The authors speculate that the high attrition rate, small sample size, severity of illness, and study population demographics could explain the demonstrated lack of efficacy of both antidepressants and psychotherapy. They also point out that previous clinical trials of antidepressants may have overestimated their efficacy for the treatment of depression, especially in minority patients, and that pharmacological intervention for depression might be of more limited efficacy than is generally recognized. However, it is important to note that since this study was conducted, new research methodology has emerged that demonstrates how the therapeutic setting of an antidepressant clinical trial can inflate placebo effect (Rutherford and Roose 2013). In the study under discussion, medication may well have been more effective than placebo had the number of patient visits in the medication arm of the study been more reflective of naturalistic medication management conditions.

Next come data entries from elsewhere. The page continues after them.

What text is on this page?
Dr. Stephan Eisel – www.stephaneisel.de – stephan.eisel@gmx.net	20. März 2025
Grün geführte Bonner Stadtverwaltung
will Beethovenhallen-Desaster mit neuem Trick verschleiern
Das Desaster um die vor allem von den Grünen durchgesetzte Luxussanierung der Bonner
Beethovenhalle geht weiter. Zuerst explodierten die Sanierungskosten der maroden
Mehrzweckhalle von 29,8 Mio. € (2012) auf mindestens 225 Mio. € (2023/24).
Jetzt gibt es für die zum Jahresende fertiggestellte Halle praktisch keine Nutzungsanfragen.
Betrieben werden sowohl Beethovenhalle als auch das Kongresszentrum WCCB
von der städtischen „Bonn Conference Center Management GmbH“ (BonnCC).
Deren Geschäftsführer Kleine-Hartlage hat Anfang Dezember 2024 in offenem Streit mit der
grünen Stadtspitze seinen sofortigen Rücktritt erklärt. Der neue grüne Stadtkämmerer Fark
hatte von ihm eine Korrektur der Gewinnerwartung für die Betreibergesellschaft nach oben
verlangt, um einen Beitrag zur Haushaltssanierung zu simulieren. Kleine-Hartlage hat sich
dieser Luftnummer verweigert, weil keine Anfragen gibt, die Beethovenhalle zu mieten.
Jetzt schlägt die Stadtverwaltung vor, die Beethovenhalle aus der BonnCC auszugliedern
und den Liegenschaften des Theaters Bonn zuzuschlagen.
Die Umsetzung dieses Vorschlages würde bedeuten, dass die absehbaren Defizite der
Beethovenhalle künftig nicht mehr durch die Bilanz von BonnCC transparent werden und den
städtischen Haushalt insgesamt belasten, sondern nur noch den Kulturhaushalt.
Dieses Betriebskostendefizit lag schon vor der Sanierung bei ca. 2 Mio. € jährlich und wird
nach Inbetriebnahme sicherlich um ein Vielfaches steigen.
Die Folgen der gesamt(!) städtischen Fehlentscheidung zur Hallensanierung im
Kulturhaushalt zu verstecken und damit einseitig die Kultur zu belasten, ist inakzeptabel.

From a cross-cultural perspective, one might also postulate that depression might have different “pathways” among various populations. Thus, its expression in biological and/or psychological terms would vary, possibly explaining the differential response to various forms of treatment in this study. It is also important to note the difficulty of treating depression in a population subjected to the ongoing stresses of financial and housing instability and violence, in addition to interpersonal conflicts, substance abuse, and comorbid medical conditions. Ultimately, is it possible to completely treat depression in this population without also addressing its social challenges?
This study opens a door to further questions, particularly to the idea of an ethnographic approach to treatment formulation—would a treatment be more effective if it were based first on an individual’s explanatory model of illness? Perhaps in this way, the efficacy of psychodynamic psychotherapies will be better established in the future.